If the Fairness for Injured Patients Act is enacted in the November 2020 election, then the jury that decides Mia’s case will not be limited by the $250,000 compensation cap because she has permanent brain damage and cerebral palsy.

“The jury in Mia’s case should be free to make a full decision that addresses her life-long injuries that is not overridden by the one-size-fits-all compensation cap set 45 years ago by politicians in 1975 and never adjusted,” said Bree Moreno. “My daughter’s quality of life and future shouldn’t be determined by an arbitrary 45-year-old compensation limit that doesn’t apply in other states.”

Charles Johnson’s 39-year old wife died during childbirth at Cedars Sinai when her bladder was lacerated during a C-section and her symptoms ignored.
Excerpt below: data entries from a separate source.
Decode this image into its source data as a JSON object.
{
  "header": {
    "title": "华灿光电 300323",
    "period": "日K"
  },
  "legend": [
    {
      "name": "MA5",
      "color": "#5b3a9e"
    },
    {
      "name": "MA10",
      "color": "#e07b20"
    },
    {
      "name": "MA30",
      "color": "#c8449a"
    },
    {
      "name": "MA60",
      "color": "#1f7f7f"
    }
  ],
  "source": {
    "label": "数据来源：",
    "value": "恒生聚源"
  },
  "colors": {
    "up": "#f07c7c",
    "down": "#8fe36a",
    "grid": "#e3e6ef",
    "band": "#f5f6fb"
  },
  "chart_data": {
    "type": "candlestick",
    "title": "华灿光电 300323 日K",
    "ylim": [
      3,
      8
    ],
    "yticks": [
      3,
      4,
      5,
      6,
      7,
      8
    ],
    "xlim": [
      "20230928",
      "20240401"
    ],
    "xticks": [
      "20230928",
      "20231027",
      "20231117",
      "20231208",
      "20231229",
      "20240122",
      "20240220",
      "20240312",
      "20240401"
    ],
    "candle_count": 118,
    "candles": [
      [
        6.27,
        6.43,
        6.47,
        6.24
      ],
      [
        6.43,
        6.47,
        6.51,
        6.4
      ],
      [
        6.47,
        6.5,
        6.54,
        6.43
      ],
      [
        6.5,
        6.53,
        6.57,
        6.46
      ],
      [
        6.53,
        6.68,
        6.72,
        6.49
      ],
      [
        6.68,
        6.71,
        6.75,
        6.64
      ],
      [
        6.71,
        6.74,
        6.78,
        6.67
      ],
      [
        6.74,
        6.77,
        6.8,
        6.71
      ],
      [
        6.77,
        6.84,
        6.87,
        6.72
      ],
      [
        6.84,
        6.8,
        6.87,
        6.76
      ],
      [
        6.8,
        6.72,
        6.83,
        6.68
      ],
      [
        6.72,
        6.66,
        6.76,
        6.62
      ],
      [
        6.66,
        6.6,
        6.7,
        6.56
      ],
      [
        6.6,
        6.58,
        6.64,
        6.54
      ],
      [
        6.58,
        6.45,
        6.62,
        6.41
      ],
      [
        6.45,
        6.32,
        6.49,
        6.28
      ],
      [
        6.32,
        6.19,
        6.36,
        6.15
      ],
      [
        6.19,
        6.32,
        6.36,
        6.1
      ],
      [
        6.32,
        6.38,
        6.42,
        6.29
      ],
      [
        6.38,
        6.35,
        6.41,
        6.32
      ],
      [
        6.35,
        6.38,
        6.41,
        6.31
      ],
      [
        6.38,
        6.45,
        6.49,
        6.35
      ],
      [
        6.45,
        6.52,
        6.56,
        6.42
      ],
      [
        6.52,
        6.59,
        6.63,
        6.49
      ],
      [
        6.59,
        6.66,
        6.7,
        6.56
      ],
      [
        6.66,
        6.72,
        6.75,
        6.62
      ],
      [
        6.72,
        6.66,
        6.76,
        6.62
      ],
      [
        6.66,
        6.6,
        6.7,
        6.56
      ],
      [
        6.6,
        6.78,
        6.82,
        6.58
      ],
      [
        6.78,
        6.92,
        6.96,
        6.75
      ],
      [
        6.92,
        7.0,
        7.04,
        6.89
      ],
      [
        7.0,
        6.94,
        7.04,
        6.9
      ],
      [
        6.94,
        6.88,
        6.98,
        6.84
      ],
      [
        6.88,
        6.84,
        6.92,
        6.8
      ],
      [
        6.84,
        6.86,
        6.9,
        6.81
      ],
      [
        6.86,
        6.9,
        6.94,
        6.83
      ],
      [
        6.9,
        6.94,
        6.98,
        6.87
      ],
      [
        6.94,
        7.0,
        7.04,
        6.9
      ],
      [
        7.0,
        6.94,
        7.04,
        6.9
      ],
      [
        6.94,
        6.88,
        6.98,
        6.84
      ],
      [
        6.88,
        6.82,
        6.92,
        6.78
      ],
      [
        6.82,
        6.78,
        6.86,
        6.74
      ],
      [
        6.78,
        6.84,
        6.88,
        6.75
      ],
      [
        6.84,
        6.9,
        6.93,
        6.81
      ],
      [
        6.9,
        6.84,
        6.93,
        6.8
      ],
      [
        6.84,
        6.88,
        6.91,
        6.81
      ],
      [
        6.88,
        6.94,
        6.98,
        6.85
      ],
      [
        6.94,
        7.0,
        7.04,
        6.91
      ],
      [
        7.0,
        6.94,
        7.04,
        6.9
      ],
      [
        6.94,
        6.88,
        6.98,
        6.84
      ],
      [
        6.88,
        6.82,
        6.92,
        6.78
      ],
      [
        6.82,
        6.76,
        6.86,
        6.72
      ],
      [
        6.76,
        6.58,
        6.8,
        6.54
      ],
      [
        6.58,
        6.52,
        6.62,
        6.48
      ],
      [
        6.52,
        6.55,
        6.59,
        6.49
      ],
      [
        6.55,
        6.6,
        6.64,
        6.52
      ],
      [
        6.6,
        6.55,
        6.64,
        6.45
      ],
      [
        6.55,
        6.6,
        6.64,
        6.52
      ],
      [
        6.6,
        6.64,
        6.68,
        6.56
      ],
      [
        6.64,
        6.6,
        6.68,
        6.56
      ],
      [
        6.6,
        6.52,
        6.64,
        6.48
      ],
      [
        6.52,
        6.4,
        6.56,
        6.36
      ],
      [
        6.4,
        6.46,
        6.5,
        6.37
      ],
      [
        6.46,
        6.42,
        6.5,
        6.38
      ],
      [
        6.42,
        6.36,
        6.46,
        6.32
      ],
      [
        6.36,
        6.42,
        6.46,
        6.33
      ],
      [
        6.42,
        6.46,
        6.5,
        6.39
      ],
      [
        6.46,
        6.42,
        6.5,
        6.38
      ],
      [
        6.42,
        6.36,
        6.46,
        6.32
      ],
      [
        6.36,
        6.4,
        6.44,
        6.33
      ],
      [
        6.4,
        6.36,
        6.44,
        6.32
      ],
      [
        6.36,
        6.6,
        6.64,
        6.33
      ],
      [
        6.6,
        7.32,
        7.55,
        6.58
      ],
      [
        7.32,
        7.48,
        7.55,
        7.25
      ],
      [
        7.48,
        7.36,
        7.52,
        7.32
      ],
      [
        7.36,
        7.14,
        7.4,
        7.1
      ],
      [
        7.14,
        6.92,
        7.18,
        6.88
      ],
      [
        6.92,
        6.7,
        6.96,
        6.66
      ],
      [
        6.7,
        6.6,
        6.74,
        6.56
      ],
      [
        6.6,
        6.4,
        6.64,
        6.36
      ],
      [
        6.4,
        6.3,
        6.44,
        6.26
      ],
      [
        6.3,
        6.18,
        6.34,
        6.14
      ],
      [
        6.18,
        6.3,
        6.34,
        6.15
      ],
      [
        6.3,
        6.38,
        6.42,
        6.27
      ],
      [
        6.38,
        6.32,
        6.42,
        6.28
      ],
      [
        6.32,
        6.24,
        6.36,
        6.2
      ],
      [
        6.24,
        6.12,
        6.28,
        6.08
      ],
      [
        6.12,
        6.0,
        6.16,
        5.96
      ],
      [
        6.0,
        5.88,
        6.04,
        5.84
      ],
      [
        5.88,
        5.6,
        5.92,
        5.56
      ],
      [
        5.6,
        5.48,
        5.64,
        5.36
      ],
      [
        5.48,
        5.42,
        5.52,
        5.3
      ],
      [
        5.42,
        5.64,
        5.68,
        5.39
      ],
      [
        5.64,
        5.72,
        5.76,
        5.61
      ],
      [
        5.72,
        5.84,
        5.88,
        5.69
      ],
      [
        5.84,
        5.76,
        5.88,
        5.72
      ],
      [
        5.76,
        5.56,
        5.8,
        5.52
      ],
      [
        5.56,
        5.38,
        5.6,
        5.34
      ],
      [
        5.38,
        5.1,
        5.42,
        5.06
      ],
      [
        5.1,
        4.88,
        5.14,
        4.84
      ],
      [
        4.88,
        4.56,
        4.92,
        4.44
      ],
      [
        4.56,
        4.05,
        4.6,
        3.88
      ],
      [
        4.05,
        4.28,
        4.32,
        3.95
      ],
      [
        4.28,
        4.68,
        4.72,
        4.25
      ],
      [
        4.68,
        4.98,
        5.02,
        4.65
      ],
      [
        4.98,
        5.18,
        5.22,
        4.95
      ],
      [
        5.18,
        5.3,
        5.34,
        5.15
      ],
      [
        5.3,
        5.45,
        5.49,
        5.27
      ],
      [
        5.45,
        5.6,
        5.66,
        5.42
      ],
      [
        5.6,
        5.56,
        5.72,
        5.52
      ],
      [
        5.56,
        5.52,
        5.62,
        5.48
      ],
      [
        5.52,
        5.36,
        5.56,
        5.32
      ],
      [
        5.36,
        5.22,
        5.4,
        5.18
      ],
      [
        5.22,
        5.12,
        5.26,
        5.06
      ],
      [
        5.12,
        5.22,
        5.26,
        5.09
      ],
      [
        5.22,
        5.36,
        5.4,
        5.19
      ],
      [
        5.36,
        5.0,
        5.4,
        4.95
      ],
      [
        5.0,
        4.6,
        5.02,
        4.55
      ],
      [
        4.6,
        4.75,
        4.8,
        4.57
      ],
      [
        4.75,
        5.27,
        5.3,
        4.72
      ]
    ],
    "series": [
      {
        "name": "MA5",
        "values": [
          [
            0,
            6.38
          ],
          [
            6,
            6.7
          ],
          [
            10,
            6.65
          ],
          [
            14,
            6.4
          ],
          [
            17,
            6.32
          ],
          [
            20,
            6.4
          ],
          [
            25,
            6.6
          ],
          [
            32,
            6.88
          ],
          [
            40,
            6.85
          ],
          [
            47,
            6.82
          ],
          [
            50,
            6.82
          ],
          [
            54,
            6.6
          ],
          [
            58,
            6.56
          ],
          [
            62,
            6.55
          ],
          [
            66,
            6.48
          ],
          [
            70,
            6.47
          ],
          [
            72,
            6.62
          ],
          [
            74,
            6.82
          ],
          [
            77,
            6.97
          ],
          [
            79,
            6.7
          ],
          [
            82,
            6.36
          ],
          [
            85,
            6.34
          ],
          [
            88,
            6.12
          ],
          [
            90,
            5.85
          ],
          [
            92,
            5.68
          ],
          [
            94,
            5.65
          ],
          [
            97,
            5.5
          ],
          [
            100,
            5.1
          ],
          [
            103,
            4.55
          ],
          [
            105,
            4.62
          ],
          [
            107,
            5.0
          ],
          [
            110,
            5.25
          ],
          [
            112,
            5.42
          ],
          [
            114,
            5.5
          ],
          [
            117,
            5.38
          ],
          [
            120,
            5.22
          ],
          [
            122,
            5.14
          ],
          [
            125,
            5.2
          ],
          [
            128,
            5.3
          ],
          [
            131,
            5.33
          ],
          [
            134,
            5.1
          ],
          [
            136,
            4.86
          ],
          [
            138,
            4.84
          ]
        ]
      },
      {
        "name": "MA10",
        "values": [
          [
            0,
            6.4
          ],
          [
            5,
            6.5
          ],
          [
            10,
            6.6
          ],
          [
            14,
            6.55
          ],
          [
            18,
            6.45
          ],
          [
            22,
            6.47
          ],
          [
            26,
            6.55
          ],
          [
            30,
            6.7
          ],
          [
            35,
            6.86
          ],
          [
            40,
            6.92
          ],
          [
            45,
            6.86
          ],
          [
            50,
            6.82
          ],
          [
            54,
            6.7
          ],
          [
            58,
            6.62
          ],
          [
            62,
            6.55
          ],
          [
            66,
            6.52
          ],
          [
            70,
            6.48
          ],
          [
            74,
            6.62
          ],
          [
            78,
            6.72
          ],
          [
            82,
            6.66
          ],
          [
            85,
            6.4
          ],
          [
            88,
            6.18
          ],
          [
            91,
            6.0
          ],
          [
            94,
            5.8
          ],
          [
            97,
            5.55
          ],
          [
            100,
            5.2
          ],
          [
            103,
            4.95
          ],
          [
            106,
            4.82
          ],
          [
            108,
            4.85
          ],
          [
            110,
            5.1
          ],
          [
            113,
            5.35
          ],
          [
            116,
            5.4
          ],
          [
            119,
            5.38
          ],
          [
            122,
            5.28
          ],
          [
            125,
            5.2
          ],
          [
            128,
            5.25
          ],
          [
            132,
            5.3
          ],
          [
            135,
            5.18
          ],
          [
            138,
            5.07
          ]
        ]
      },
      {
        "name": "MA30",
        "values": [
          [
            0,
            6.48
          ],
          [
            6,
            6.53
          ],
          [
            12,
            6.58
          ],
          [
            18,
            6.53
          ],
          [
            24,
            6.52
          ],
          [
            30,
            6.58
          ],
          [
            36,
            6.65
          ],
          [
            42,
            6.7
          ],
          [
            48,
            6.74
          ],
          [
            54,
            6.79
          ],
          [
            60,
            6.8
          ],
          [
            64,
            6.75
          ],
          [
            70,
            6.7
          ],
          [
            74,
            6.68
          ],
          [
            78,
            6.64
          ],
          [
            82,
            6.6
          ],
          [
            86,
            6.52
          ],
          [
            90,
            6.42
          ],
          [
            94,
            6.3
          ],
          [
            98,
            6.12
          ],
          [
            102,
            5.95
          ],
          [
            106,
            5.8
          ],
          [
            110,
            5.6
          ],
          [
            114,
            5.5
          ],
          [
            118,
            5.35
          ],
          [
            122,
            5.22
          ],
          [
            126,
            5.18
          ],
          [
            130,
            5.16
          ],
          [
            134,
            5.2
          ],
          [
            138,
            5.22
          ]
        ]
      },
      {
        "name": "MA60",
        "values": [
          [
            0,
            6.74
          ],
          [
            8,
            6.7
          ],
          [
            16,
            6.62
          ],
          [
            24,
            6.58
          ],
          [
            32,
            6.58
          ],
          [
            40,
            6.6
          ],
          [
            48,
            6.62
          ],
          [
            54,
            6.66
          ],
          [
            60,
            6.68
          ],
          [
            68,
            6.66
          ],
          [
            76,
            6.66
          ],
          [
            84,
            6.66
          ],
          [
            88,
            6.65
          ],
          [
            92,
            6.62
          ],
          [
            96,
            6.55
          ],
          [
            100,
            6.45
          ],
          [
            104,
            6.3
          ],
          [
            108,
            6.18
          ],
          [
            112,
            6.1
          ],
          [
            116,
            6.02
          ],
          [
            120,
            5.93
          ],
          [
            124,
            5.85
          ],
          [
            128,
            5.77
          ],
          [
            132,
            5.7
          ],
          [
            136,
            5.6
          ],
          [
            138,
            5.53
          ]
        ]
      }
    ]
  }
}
She bled out.

“This is about making sure that families who have suffered unimaginable tragedies receive the respect, dignity and accountability they deserve,” said Charles Johnson. “I am honored to be a part of this fight.”

Johnson’s mother Judge Glenda Hatchett, who has had two television shows, joined her son at Frank Fat’s to speak out for FIPA.

Trista Pisani talked about how she had lost twins in childbirth because of medical negligence. Due to the 45 year-old compensation cap, she was unable to find an attorney to take the case and hold the medical providers accountable. When a child dies, the maximum compensation available is the $250,000 cap set in 1975.

Nick Rowley, who lost a child due to medical malpractice and is a nationally renowned trial lawyer with over 150 jury trials in states across America, is heading up the fundraising effort for FIPA.

“This unjust law was passed when John Lennon was still alive, President Ford was president and the Vietnam war was just ending,” said Nick Rowley. “Now it’s time for voters to be the jury and do what politicians have failed to do, adjust and update a horribly unjust law.”